Interesting question....
the "is all fair in love and war?" one, that is.
I like to examine the ways that people act, because their actions are often a consequence of how they think. In this place of places, the idea of open-mindedness is overtly hanging in the air, the very scent of possibility carries on the wind; a meeting of the minds, the new flow that is created when two streams interlock.
Let's suppose you start corresponding with a woman and really hit it off: you share a few points of view, he thinks she's intelligent and interesting, she thinks he's charming and witty. Both get a good impression, but neither wants to show their hand fully. Caught up in the joys of someone fresh and exciting, the woman inadvertently reveals that she weighs considerably more than her photographs suggested. The guy stops all correspondence in a knee-jerk reaction.

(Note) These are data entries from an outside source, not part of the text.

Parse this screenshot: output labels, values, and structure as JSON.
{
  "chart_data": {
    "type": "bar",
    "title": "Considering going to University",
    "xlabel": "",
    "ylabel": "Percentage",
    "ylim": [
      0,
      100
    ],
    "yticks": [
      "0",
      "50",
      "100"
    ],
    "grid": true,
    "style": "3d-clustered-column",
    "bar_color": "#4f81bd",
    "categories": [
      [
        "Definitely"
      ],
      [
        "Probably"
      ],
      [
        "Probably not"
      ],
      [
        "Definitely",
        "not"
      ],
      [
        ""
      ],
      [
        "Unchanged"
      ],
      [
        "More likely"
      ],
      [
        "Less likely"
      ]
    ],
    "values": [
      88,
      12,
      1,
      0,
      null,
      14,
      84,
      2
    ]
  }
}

Is he a[n] [insert favourite expletive]? Consider the roles reversed, and whether the context alters in your mind. Even a different circumstance or attribute of each person: age [where it may fall above or below some arbitrary figure that lives inside of each person's mind as a measure of maturity, youth, fun, or similar], career, religion, political persuasion, some insignificant aspect of appearance etc. and it starts to make me think.
What does it imply about the notion of open-mindedness in ideal, and the notion in reality? I sometimes wonder if the outward appearance of this impartiality is more valuable to people than ensuring it resides within you.